Judge Judith Sheindlin is praised for her strength by her admirers and even her detractors grant her a certain repellent straightforwardness. But this is only part of the picture, and maybe a misleading one. In the many years I have watched the show off and on (mainly off over recent years) I have seen her grant any degree of deference to just two of her thousands of ‘guests’. One was, maybe surprisingly, Johnny Rotten of the Sex Pistols; the other, Beatrice Arthur, famous for playing essentially the same domineering character in television’s All in the Family, Maude and The Golden Girls. On both occasions, such was the contrast to Judge Sheindlin’s normal, outright disdain, she came across as fawning in her approach to them: maybe a little taken aback in the presence of people with at least a modicum of talent to show for their millions.
She claims to be “a truth machine”, the kind of line that might go down well with any tiny tots unlucky enough to end up surfing her channel. Insisting that she has infallible judgment in people’s veracity, for it to work properly they have to look her direct in the eye without flinching — an act of courage that shouldn’t be underestimated. If they hesitate with an answer, thinking, or look away for a moment, this is a dead giveaway of attempted deceit. She, like Phil, has outlandish overconfidence in her intelligence. When she’s challenged a simple “I’m smarter than you are on your smartest day!” is enough to leave all comers at a loss for words. At first you can’t help laughing out loud at this. But pretty soon you realise it isn’t just a courtroom tactic, and how really dangerous this is that she takes these comic lines so very seriously. It’s too much to hope for Albert Einstein to show up in the dock, but I can’t wait for Stephen Hawkings or Noam Chomsky to be placed in the stocks as her whipping boy and modestly announce who he is to the Grand Know-It-All. Maybe the best place for Judith Scheindlin is a walk-on in that Muppet sketch, the one where Kermit hails, “Call the Royal Smart Person!” Enter Judy, taking bows and totally straight-faced.
Delivering her usual shtick, one of her common refrains is to berate a solo mother or unemployed man on welfare for sponging on her tax dollars.
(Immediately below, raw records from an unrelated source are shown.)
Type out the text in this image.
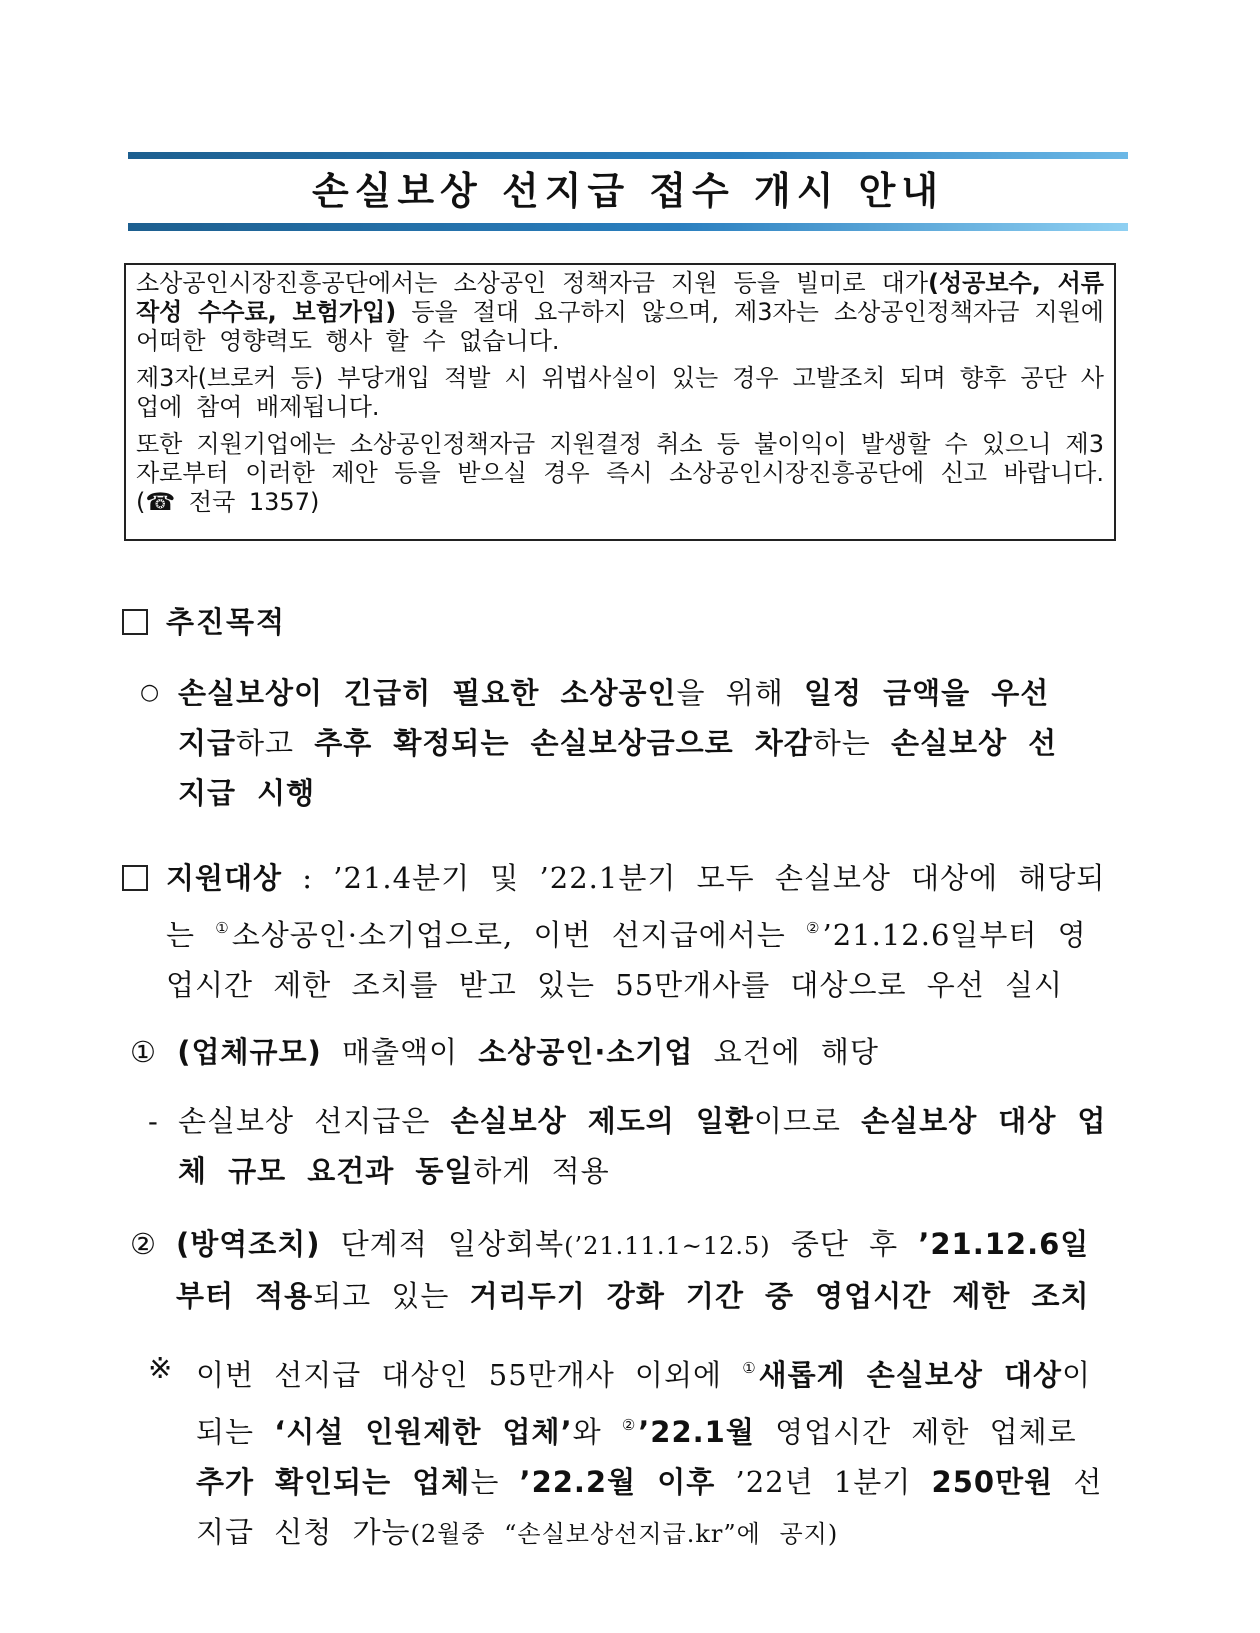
손실보상 선지급 접수 개시 안내

소상공인시장진흥공단에서는 소상공인 정책자금 지원 등을 빌미로 대가(성공보수, 서류작성 수수료, 보험가입) 등을 절대 요구하지 않으며, 제3자는 소상공인정책자금 지원에 어떠한 영향력도 행사 할 수 없습니다.

제3자(브로커 등) 부당개입 적발 시 위법사실이 있는 경우 고발조치 되며 향후 공단 사업에 참여 배제됩니다.

또한 지원기업에는 소상공인정책자금 지원결정 취소 등 불이익이 발생할 수 있으니 제3자로부터 이러한 제안 등을 받으실 경우 즉시 소상공인시장진흥공단에 신고 바랍니다. (☎ 전국 1357)

추진목적
○ 손실보상이 긴급히 필요한 소상공인을 위해 일정 금액을 우선 지급하고 추후 확정되는 손실보상금으로 차감하는 손실보상 선지급 시행
지원대상 : ’21.4분기 및 ’22.1분기 모두 손실보상 대상에 해당되는 ①소상공인·소기업으로, 이번 선지급에서는 ②’21.12.6일부터 영업시간 제한 조치를 받고 있는 55만개사를 대상으로 우선 실시
① (업체규모) 매출액이 소상공인·소기업 요건에 해당
- 손실보상 선지급은 손실보상 제도의 일환이므로 손실보상 대상 업체 규모 요건과 동일하게 적용
② (방역조치) 단계적 일상회복(’21.11.1~12.5) 중단 후 ’21.12.6일부터 적용되고 있는 거리두기 강화 기간 중 영업시간 제한 조치
※ 이번 선지급 대상인 55만개사 이외에 ①새롭게 손실보상 대상이 되는 ‘시설 인원제한 업체’와 ②’22.1월 영업시간 제한 업체로 추가 확인되는 업체는 ’22.2월 이후 ’22년 1분기 250만원 선지급 신청 가능(2월중 “손실보상선지급.kr”에 공지)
This by itself is deeply pathological coming from a woman who works a total of 52 days a year and receives $47 million for it. Do the arithmetic, and think what unbounded chutzpah and self-love this must take, amounting to an unrecognized diagnosis.
To draw together my few observations, I can’t help but stick my neck out and suggest that both Phil and Judy (is it her Americans mean when they coin the word “Judyism”?) are self-revealing Republican supporters and strong proponents of the ongoing Trickle Down con job in international economics. It shows every time Phil, at the end of his diatribe, graciously offers a downtrodden guest, “I want you to have help — and I’m offering this treatment to you, from me, free of charge”, as if he’s giving it out of his own obscenely bloated paycheck. Both of these tv superstars — and many others — know very well that most of the human tragedies they see every day on their shows, year after year, wouldn’t even arise if the United States followed the United Nations human rights resolutions on health, poverty, employment and education as part of its stance on economic, cultural and social rights. Instead they make themselves feel good by trotting out piecemeal, one-at-a-time charity to people they treat as charity cases, who should be receiving these services as of right.